Олексин неуверенно протянул руку к револьверу и снова отдернул, продолжая с молчаливым удивлением смотреть на полковника.

— Вы не расслышали приказа? — Хорватович вздохнул, потрогал пальцами лоб. — Все правильно, сейчас свалюсь.

— Может быть, врача? — спросил Гавриил, заталкивая кольт в кобуру.

— Врач умеет только отпиливать конечности.
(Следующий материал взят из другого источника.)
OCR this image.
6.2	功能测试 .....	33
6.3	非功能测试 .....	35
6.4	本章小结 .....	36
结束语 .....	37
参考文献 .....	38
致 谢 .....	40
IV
Слушайте, поручик, почему вы так неумеренно пьете?

— Я не пью неумеренно, господин полковник.

— Да не вы лично, а господа русские офицеры, во всяком случае многие из них. — Он неожиданно усмехнулся. — Из-за этого пристрастия я вынужден держать в своей палатке ведерную бутыль ракии.

— Угощаете господ русских офицеров? — Гавриил попытался сказать это легко, но улыбка вышла кривой, да и вопрос прозвучал достаточно криво.

— Мне надоели постоянные жалобы на вашу невоздержанность, и, чтобы положить этому конец, я объявил пьяницей себя. — Улыбка у Хорватовича тоже не получилась. — Жалобы прекратились, но пьянство осталось. Вы догадались, у кого вам предстоит принять роту? У пьяницы, поручик. Прискорбно, но этот пьяница — отставной полковник русской службы. Он явился сюда с претензией на бригаду, но у меня была только эта несчастная рота. Полковник покорился судьбе, но впал в амбицию: месяц беспробудно пил и от роты осталось чуть более половины. Учтите это и постарайтесь сдержаться, когда будете принимать людей и хозяйство: мне и так хватает ссор. Удивлены?

— Признаться, да.

— В моем корпусе восемнадцать национальностей. Восемнадцать, поручик! Все горят желанием помочь несчастной Сербии, но все — на свой лад. Оркестра нет — есть музыканты, а единых нот штаб так и не удосужился выслать. И все играют свою музыку и кричат, что фальшивит сосед. На разбор их пустопорожних жалоб я тратил уйму времени, пока не завел должность адъютанта по национальным претензиям.

— А славянские идеи что же, больше не помогают?

— А какое дело немцам, итальянцам, венграм или грекам до ваших славянских идей?

— Ваших? Я полагал, полковник, что это наши общие идеи. Разве не так?

— Мы — народ маленький, куда уж нам до панславизма, — вздохнул Хорватович. — Ну да ладно, поживете — сами увидите. Фамилия пьяницы полковника Устинов, а найдете вы его в кафане у маркитантов. Ступайте, мне, кажется, придется лечь. Ступайте, поручик, приказ о вашем назначении вам передадут утром.